Preparation and characterization of sulfur-vinylbenzyl chloride polymer under optimized reaction conditions using inverse vulcanization

Abstract

Inverse vulcanization offers a new method to make value to this cheap and highly abundant sulfur to produce sulfur-based polymers for different applications. However, most of the research done so far dealt with the characterization of the polymers or their efficiency in certain applications. Here, 4-vinylbenzyl chloride (VBC) is reacted with sulfur under optimized reaction conditions to produce linear sulfur-based polymer. Response Surface Methodology (RSM) is employed to optimize the reaction conditions in terms of reaction temperature, reaction time, and initial sulfur content.
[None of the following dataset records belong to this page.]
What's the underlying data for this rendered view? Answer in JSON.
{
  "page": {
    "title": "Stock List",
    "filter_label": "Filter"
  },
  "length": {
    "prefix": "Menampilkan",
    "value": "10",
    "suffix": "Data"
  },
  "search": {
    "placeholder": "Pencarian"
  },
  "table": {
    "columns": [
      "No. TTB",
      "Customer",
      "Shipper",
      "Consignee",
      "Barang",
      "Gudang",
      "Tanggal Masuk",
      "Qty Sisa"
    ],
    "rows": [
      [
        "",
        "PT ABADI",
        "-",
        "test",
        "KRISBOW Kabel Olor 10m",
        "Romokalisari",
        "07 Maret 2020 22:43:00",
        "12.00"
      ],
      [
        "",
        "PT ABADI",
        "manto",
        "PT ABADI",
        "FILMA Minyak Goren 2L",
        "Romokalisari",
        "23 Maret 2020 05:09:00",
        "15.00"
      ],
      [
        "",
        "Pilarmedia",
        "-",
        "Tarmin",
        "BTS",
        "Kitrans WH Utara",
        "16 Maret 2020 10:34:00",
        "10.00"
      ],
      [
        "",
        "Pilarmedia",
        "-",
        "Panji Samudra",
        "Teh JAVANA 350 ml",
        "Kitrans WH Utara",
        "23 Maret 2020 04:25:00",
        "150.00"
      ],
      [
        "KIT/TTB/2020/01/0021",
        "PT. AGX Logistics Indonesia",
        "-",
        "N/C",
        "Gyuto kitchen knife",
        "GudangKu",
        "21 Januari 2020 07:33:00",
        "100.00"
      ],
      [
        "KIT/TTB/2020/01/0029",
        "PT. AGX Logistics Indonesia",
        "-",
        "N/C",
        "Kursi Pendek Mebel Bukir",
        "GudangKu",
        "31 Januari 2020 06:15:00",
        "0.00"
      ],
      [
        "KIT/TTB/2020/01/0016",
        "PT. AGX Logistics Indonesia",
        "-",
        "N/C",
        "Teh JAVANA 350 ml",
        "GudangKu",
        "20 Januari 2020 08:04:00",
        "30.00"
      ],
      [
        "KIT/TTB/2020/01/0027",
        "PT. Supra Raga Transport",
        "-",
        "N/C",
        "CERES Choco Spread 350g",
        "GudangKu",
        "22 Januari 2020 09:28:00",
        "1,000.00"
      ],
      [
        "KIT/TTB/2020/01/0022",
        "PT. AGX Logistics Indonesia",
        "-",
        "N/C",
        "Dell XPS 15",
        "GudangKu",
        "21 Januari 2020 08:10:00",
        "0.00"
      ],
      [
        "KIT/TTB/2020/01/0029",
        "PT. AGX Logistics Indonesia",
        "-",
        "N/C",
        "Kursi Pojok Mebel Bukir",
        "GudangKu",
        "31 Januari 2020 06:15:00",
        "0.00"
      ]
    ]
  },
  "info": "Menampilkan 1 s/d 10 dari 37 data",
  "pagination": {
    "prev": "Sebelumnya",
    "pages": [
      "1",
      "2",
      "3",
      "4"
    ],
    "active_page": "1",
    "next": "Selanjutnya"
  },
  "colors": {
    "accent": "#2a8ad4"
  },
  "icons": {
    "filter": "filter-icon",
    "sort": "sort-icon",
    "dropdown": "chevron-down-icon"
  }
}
The properties of the polymer produced under optimized conditions are then evaluated using proton nuclear magnetic resonance (1H NMR), CHNS elemental analysis, thermogravimetric analysis (TGA), differential scanning calorimetry (DSC), Fourier transform infrared spectroscopy (FTIR), powder X-Ray diffraction (PXRD), and field emission scanning electron microscopy (FESEM). The formation of the polymer and full conversion of the monomers were confirmed by NMR and CHNS analysis. The S/VBC polymer showed a uniform morphology and smooth surface. The polymer demonstrated an amorphous structure with a low Tg (3.7 °C), high thermal stability (205 °C), and great stability against depolymerization by time. The S/VBC polymer is significant due to its ability for post-functionalization which makes it possible to introduce new applications to sulfur-based polymers.